Prevention Strategies:
Focus on early identification through regular BP screening in pediatric visits
Aggressive lifestyle modification from a young age
Prompt and effective management of identified hypertension
Addressing underlying secondary causes
Patient and family education on long-term adherence to treatment.
Prognosis
Factors Affecting Prognosis:
Severity and duration of hypertension
Presence and severity of end-organ damage at diagnosis
Adherence to treatment (lifestyle and pharmacologic)

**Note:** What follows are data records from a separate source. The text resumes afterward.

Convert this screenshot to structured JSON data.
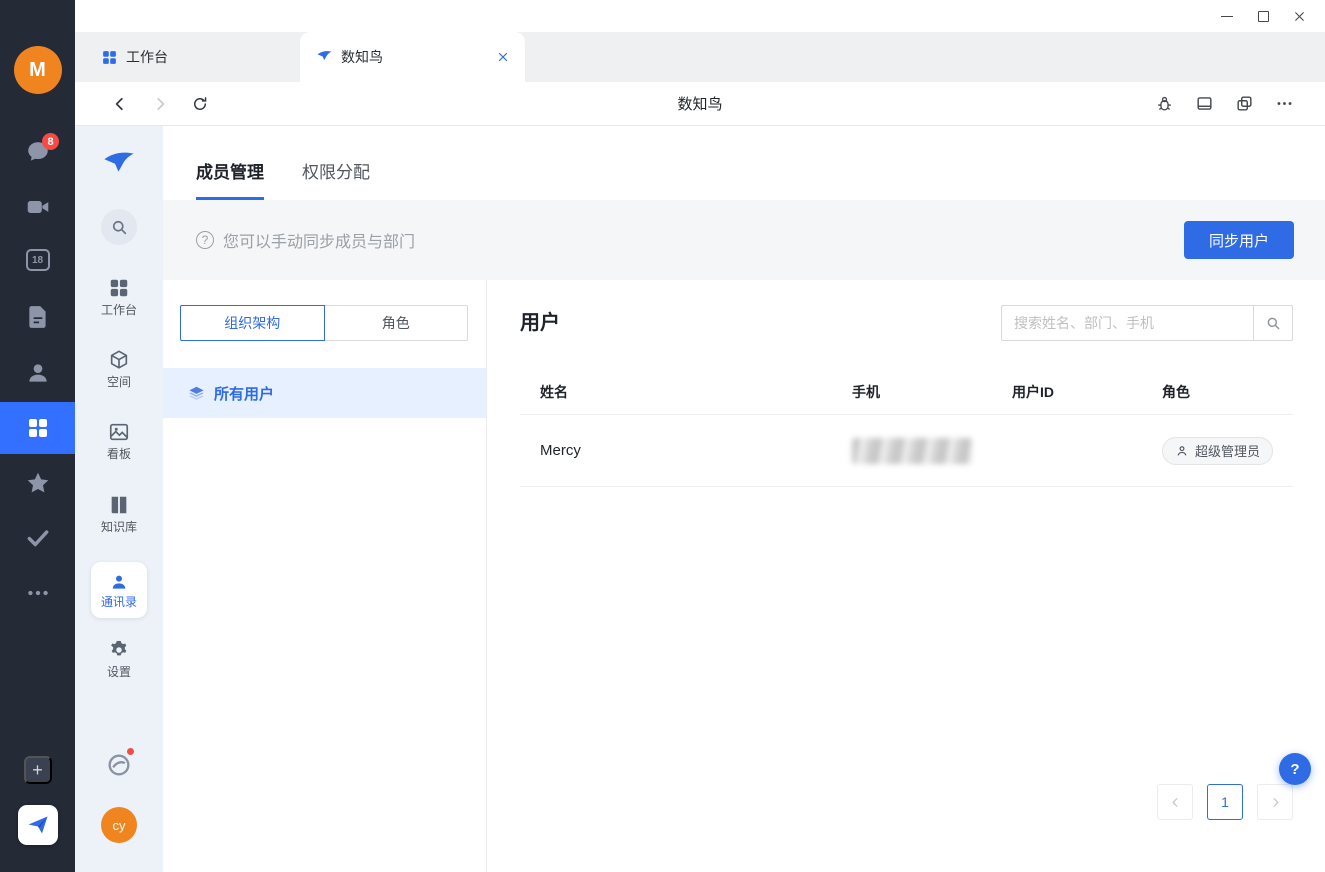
{
  "colors": {
    "accent": "#2E6BE5",
    "rail_bg": "#252A37",
    "rail_selected": "#3370FF",
    "avatar_orange": "#F0841F",
    "badge_red": "#F54A45",
    "sidebar_bg": "#EDF1F8",
    "info_bar_bg": "#F5F6F7",
    "tree_selected_bg": "#E7F0FF"
  },
  "icons": {
    "plus": "+",
    "help": "?",
    "info_help": "?"
  },
  "rail": {
    "avatar_initial": "M",
    "chat_badge": "8",
    "calendar_day": "18"
  },
  "tabbar": {
    "tabs": [
      {
        "label": "工作台"
      },
      {
        "label": "数知鸟"
      }
    ]
  },
  "navbar": {
    "title": "数知鸟"
  },
  "app_sidebar": {
    "items": [
      {
        "label": "工作台"
      },
      {
        "label": "空间"
      },
      {
        "label": "看板"
      },
      {
        "label": "知识库"
      },
      {
        "label": "通讯录"
      },
      {
        "label": "设置"
      }
    ],
    "user_avatar": "cy"
  },
  "content": {
    "tabs": [
      {
        "label": "成员管理"
      },
      {
        "label": "权限分配"
      }
    ],
    "info_bar": {
      "text": "您可以手动同步成员与部门",
      "sync_button": "同步用户"
    },
    "left_panel": {
      "segments": [
        {
          "label": "组织架构"
        },
        {
          "label": "角色"
        }
      ],
      "tree": [
        {
          "label": "所有用户"
        }
      ]
    },
    "users": {
      "title": "用户",
      "search_placeholder": "搜索姓名、部门、手机",
      "columns": [
        "姓名",
        "手机",
        "用户ID",
        "角色"
      ],
      "rows": [
        {
          "name": "Mercy",
          "user_id": "",
          "role": "超级管理员"
        }
      ],
      "pagination": {
        "current_page": "1"
      }
    }
  }
}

Control of underlying secondary cause
Genetic predisposition
Obesity.
Outcomes:
With timely diagnosis and effective management, the progression of end-organ damage can be slowed or halted, and the risk of future cardiovascular events significantly reduced
Uncontrolled hypertension leads to progressive end-organ damage and poorer long-term outcomes.
Follow Up:
Children with hypertension require lifelong follow-up
Frequency of visits depends on severity and control, ranging from every 3-6 months for stable patients to more frequent visits for those with uncontrolled BP or significant end-organ damage
Monitoring includes BP measurements, laboratory tests (renal function, electrolytes), ECG, and assessment for end-organ damage progression.
Key Points
Exam Focus:
Know BP percentiles for age, sex, and height
Differentiate essential vs
secondary hypertension causes in children
Recall common antihypertensive drug classes and initial choices for pediatric hypertension
Understand the significance of lifestyle modifications.
Clinical Pearls:
Always use correct cuff size for accurate BP measurement
Screen all children annually for hypertension starting at age 3
Consider secondary causes in young children or those with resistant hypertension
The DASH diet and weight loss are powerful tools.
Common Mistakes:
Attributing elevated BP solely to "white coat hypertension" without proper evaluation
Underestimating the cardiovascular risk of pediatric hypertension
Inadequate investigation for secondary causes
Inconsistent BP monitoring
Poor adherence to lifestyle or medication recommendations.